Spectral extension of the quantum group cotangent bundle

TL;DR

This paper extends the algebraic structure of quantum groups by incorporating spectral values, leading to new generators and simplified derivation of dynamical R-matrices, with applications to q-deformed tops.

Contribution

It introduces a spectral extension of the quantum group cotangent bundle, providing new generators and methods for deriving R-matrices and evolution operators.

Findings

Extended Heisenberg double with spectral variables and Weyl partners.

Derived SLq(n) type dynamical R-matrices using spectral generators.

Presented two forms of the evolution operator for q-deformed isotropic top.

Abstract

The structure of a cotangent bundle is investigated for quantum linear groups GLq(n) and SLq(n). Using a q-version of the Cayley-Hamilton theorem we construct an extension of the algebra of differential operators on SLq(n) (otherwise called the Heisenberg double) by spectral values of the matrix of right invariant vector fields. We consider two applications for the spectral extension. First, we describe the extended Heisenberg double in terms of a new set of generators -- the Weyl partners of the spectral variables. Calculating defining relations in terms of these generators allows us to derive SLq(n) type dynamical R-matrices in a surprisingly simple way.

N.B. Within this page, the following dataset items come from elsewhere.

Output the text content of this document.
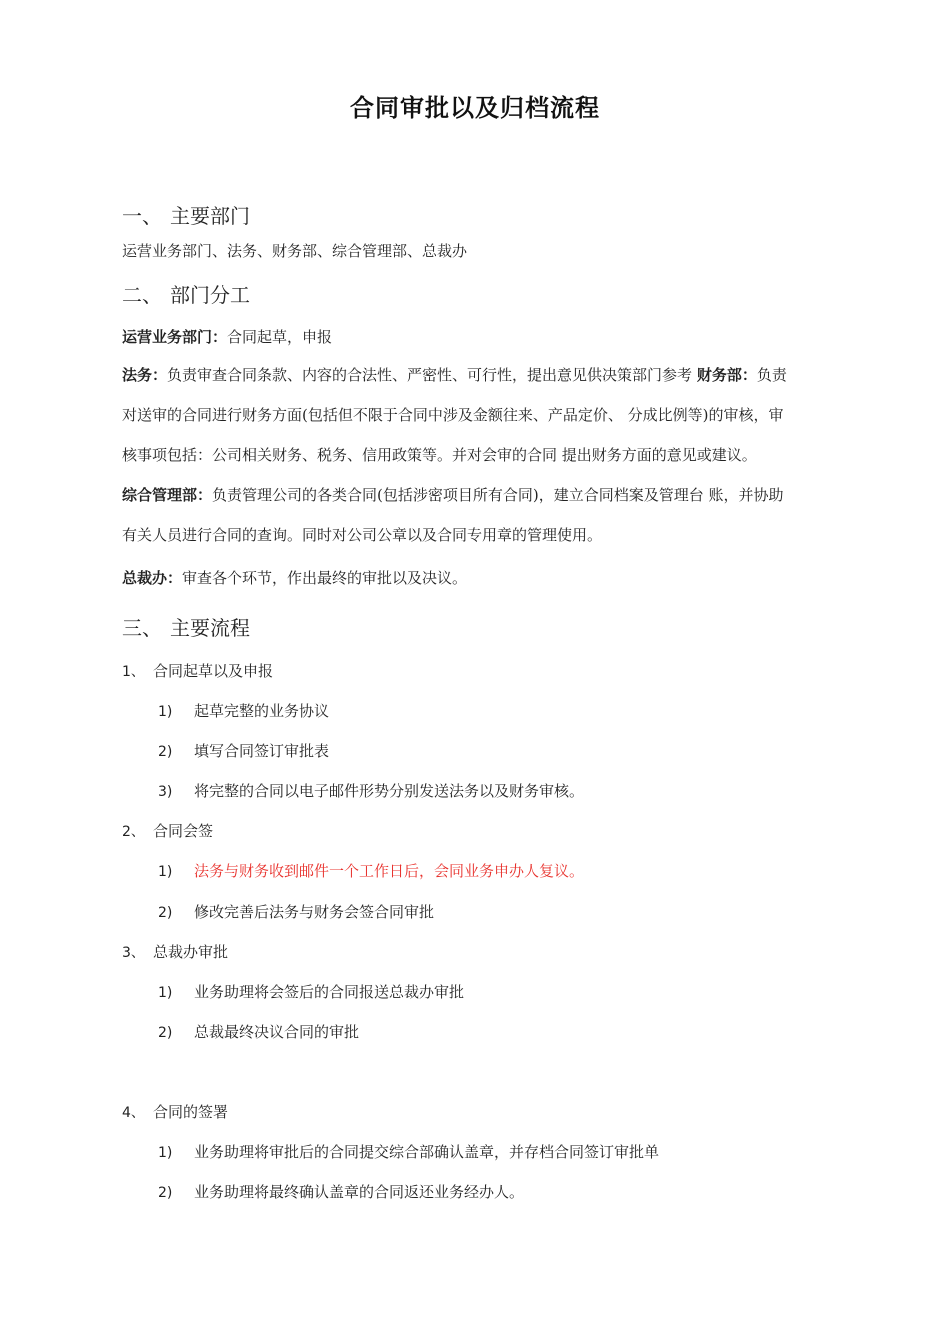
合同审批以及归档流程
一、 主要部门
运营业务部门、法务、财务部、综合管理部、总裁办
二、 部门分工
运营业务部门：合同起草，申报
法务：负责审查合同条款、内容的合法性、严密性、可行性，提出意见供决策部门参考 财务部：负责
对送审的合同进行财务方面(包括但不限于合同中涉及金额往来、产品定价、 分成比例等)的审核，审
核事项包括：公司相关财务、税务、信用政策等。并对会审的合同 提出财务方面的意见或建议。
综合管理部：负责管理公司的各类合同(包括涉密项目所有合同)，建立合同档案及管理台 账，并协助
有关人员进行合同的查询。同时对公司公章以及合同专用章的管理使用。
总裁办：审查各个环节，作出最终的审批以及决议。
三、 主要流程
1、 合同起草以及申报
1) 起草完整的业务协议
2) 填写合同签订审批表
3) 将完整的合同以电子邮件形势分别发送法务以及财务审核。
2、 合同会签
1) 法务与财务收到邮件一个工作日后，会同业务申办人复议。
2) 修改完善后法务与财务会签合同审批
3、 总裁办审批
1) 业务助理将会签后的合同报送总裁办审批
2) 总裁最终决议合同的审批
4、 合同的签署
1) 业务助理将审批后的合同提交综合部确认盖章，并存档合同签订审批单
2) 业务助理将最终确认盖章的合同返还业务经办人。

Second, we calculate an evolution operator for the model of q-deformed isotropic top introduced by A.Alekseev and L.Faddeev. The evolution operator is not uniquely defined and we present two possible expressions for it. The first one is a Riemann theta function in the spectral variables. The second one is an almost free motion evolution operator in terms of logarithms of the spectral variables. Relation between the two operators is given by a modular functional equation for Riemann theta function.